Chair of Excellence Emerita
University of Memphis
Memphis, Tennessee
Heterogeneity in trauma-related mental health outcomes, including PTSD, depression, and anxiety, makes understanding patterns of post-trauma symptom response imperative for both prevention and intervention. A collection of studies, using latent profile analysis (LPA) has explored patterns of symptom response, although most studies rely on self-report measures. Owing to discrepancies between self-report and clinician-assessed psychopathology, it is unclear whether derived profiles can be used to inform applied efforts. In the current report, latent profiles, derived from self-report measures, were compared with clinician-rated severity of PTSD, depression, and anxiety, in a sample of women who had experienced intimate partner violence. This sample may be particularly relevant for this investigation, given high levels of overall distress.
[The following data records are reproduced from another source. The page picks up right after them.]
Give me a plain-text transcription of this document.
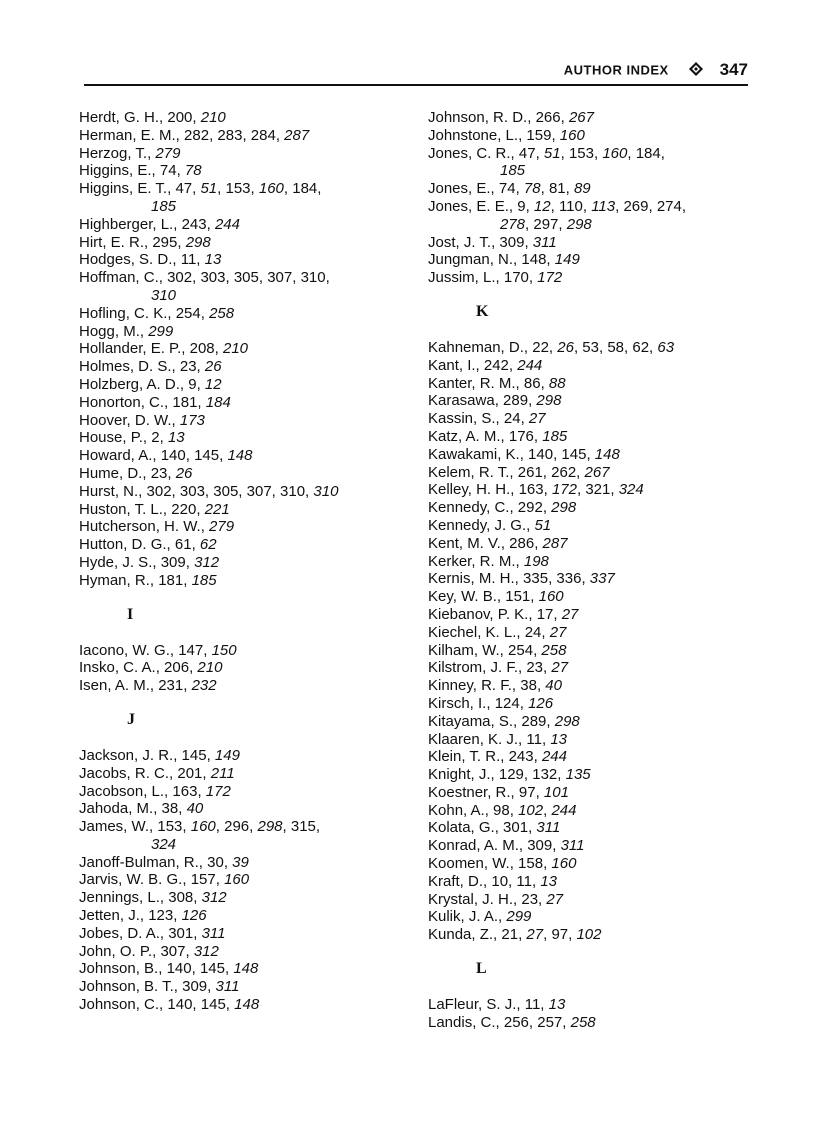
AUTHOR INDEX	347
Herdt, G. H., 200, 210
Herman, E. M., 282, 283, 284, 287
Herzog, T., 279
Higgins, E., 74, 78
Higgins, E. T., 47, 51, 153, 160, 184,
185
Highberger, L., 243, 244
Hirt, E. R., 295, 298
Hodges, S. D., 11, 13
Hoffman, C., 302, 303, 305, 307, 310,
310
Hofling, C. K., 254, 258
Hogg, M., 299
Hollander, E. P., 208, 210
Holmes, D. S., 23, 26
Holzberg, A. D., 9, 12
Honorton, C., 181, 184
Hoover, D. W., 173
House, P., 2, 13
Howard, A., 140, 145, 148
Hume, D., 23, 26
Hurst, N., 302, 303, 305, 307, 310, 310
Huston, T. L., 220, 221
Hutcherson, H. W., 279
Hutton, D. G., 61, 62
Hyde, J. S., 309, 312
Hyman, R., 181, 185
I
Iacono, W. G., 147, 150
Insko, C. A., 206, 210
Isen, A. M., 231, 232
J
Jackson, J. R., 145, 149
Jacobs, R. C., 201, 211
Jacobson, L., 163, 172
Jahoda, M., 38, 40
James, W., 153, 160, 296, 298, 315,
324
Janoff-Bulman, R., 30, 39
Jarvis, W. B. G., 157, 160
Jennings, L., 308, 312
Jetten, J., 123, 126
Jobes, D. A., 301, 311
John, O. P., 307, 312
Johnson, B., 140, 145, 148
Johnson, B. T., 309, 311
Johnson, C., 140, 145, 148
Johnson, R. D., 266, 267
Johnstone, L., 159, 160
Jones, C. R., 47, 51, 153, 160, 184,
185
Jones, E., 74, 78, 81, 89
Jones, E. E., 9, 12, 110, 113, 269, 274,
278, 297, 298
Jost, J. T., 309, 311
Jungman, N., 148, 149
Jussim, L., 170, 172
K
Kahneman, D., 22, 26, 53, 58, 62, 63
Kant, I., 242, 244
Kanter, R. M., 86, 88
Karasawa, 289, 298
Kassin, S., 24, 27
Katz, A. M., 176, 185
Kawakami, K., 140, 145, 148
Kelem, R. T., 261, 262, 267
Kelley, H. H., 163, 172, 321, 324
Kennedy, C., 292, 298
Kennedy, J. G., 51
Kent, M. V., 286, 287
Kerker, R. M., 198
Kernis, M. H., 335, 336, 337
Key, W. B., 151, 160
Kiebanov, P. K., 17, 27
Kiechel, K. L., 24, 27
Kilham, W., 254, 258
Kilstrom, J. F., 23, 27
Kinney, R. F., 38, 40
Kirsch, I., 124, 126
Kitayama, S., 289, 298
Klaaren, K. J., 11, 13
Klein, T. R., 243, 244
Knight, J., 129, 132, 135
Koestner, R., 97, 101
Kohn, A., 98, 102, 244
Kolata, G., 301, 311
Konrad, A. M., 309, 311
Koomen, W., 158, 160
Kraft, D., 10, 11, 13
Krystal, J. H., 23, 27
Kulik, J. A., 299
Kunda, Z., 21, 27, 97, 102
L
LaFleur, S. J., 11, 13
Landis, C., 256, 257, 258
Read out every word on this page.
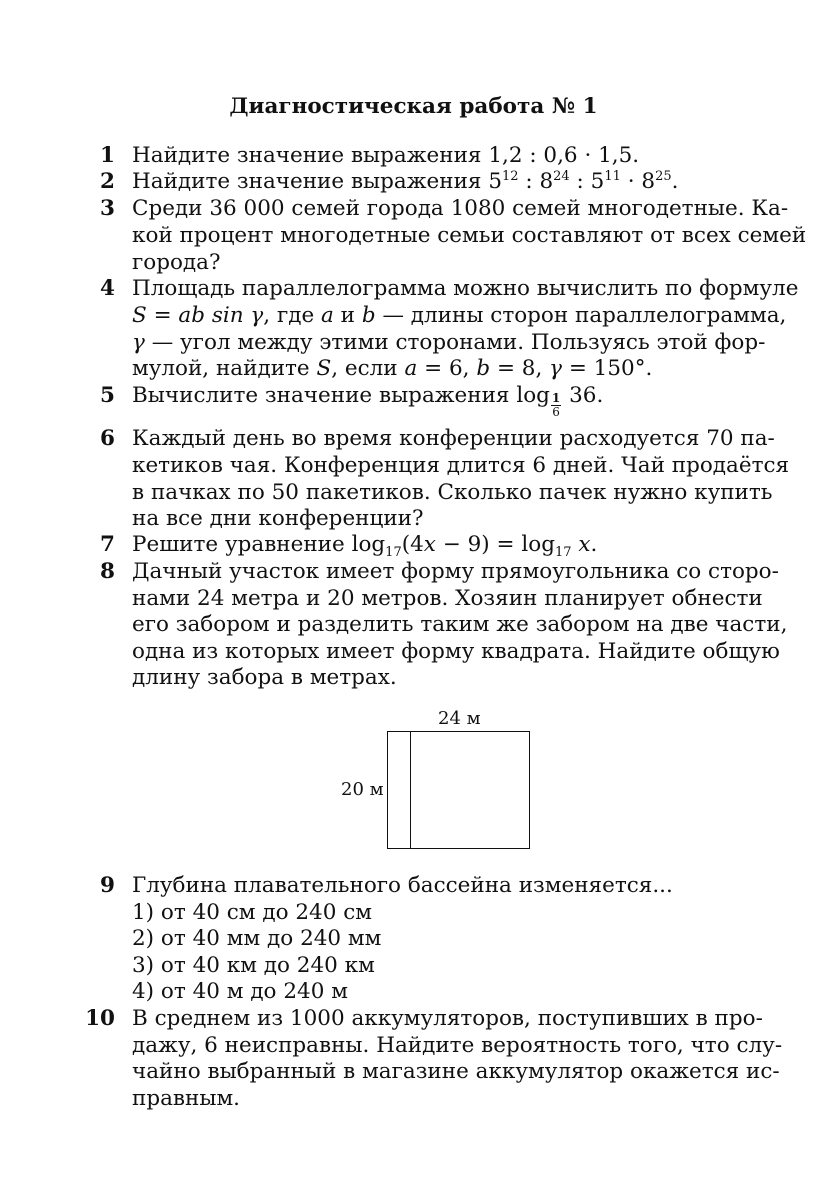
Диагностическая работа № 1
1 Найдите значение выражения 1,2 : 0,6 · 1,5.
2 Найдите значение выражения $5^{12}$ : $8^{24}$ : $5^{11} \cdot 8^{25}$.
3 Среди 36 000 семей города 1080 семей многодетные. Ка-
кой процент многодетные семьи составляют от всех семей
города?
4 Площадь параллелограмма можно вычислить по формуле
S = ab sin γ, где a и b — длины сторон параллелограмма,
γ — угол между этими сторонами. Пользуясь этой фор-
мулой, найдите S, если a = 6, b = 8, γ = 150°.
5 Вычислите значение выражения $\log \frac{1}{6} 36$.
6 Каждый день во время конференции расходуется 70 па-
кетиков чая. Конференция длится 6 дней. Чай продаётся
в пачках по 50 пакетиков. Сколько пачек нужно купить
на все дни конференции?
7 Решите уравнение $\log_{17}(4x - 9) = \log_{17} x$.
8 Дачный участок имеет форму прямоугольника со сторо-
нами 24 метра и 20 метров. Хозяин планирует обнести
его забором и разделить таким же забором на две части,
одна из которых имеет форму квадрата. Найдите общую
длину забора в метрах.
24 м
20 м
9 Глубина плавательного бассейна изменяется...
1) от 40 см до 240 см
2) от 40 мм до 240 мм
3) от 40 км до 240 км
4) от 40 м до 240 м
10 В среднем из 1000 аккумуляторов, поступивших в про-
дажу, 6 неисправны. Найдите вероятность того, что слу-
чайно выбранный в магазине аккумулятор окажется ис-
правным.
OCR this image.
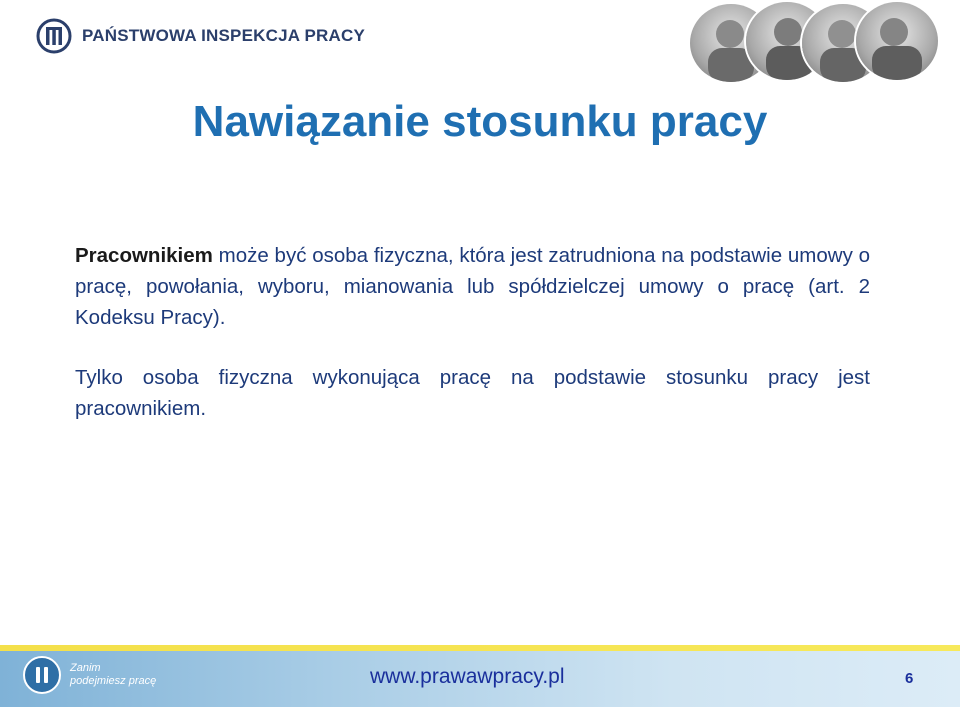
PAŃSTWOWA INSPEKCJA PRACY
Nawiązanie stosunku pracy

Pracownikiem może być osoba fizyczna, która jest zatrudniona na podstawie umowy o pracę, powołania, wyboru, mianowania lub spółdzielczej umowy o pracę (art. 2 Kodeksu Pracy).

Tylko osoba fizyczna wykonująca pracę na podstawie stosunku pracy jest pracownikiem.

Zanim
podejmiesz pracę	www.prawawpracy.pl	6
Participants included 387 help-seeking women (Mage = 37.25, SDage = 12.81) who endorsed experiences of IPV. Self-report measures included the Impact of Event Scale-Revised, the Beck Depression Inventory-II, and the Beck Anxiety Inventory. Clinician-administered interviews included the Clinician-Administered PTSD Scale for DSM-IV and the Anxiety Disorders Interview Schedule for DSM-IV.
Latent Profile Analyses revealed a 3-profile model as the optimal solution, characterized by Low (22.48%), moderate (37.98%), and high (39.53%) symptomology. Multinomial logistic regression comparing membership on clinician-rated symptom severity scores noted the high symptomology profile was characterized by the highest clinician-rated symptom severity scores. Higher clinician ratings of outcome variables increased likelihood of membership in the high versus moderate profiles. The moderate profile was characterized by moderate levels of clinician-rated symptom severity scores. Higher clinician ratings for outcome variables increased likelihood of membership in the moderate versus low profile. The same pattern emerged for likelihood of membership in the high versus low profiles such that higher clinician ratings for outcome variables increased likelihood of membership in the high versus low profile. All between-group comparisons were significant at p < .001, apart from the moderate versus high profiles regarding PTSD (p = .015).
Results align with prior findings denoting 3 distinct profiles of low, moderate, and high symptomology, reflecting the heterogeneity in post-trauma responses. Additionally, findings demonstrate that while some correspondence between self-report profiles and clinician assessed measures was observed, differences in relative severity of PTSD, depression, and anxiety emerged within each profile. These results suggest that self-report and clinician-administered measures may capture different depictions of which mental health issues are most salient following interpersonal trauma exposure.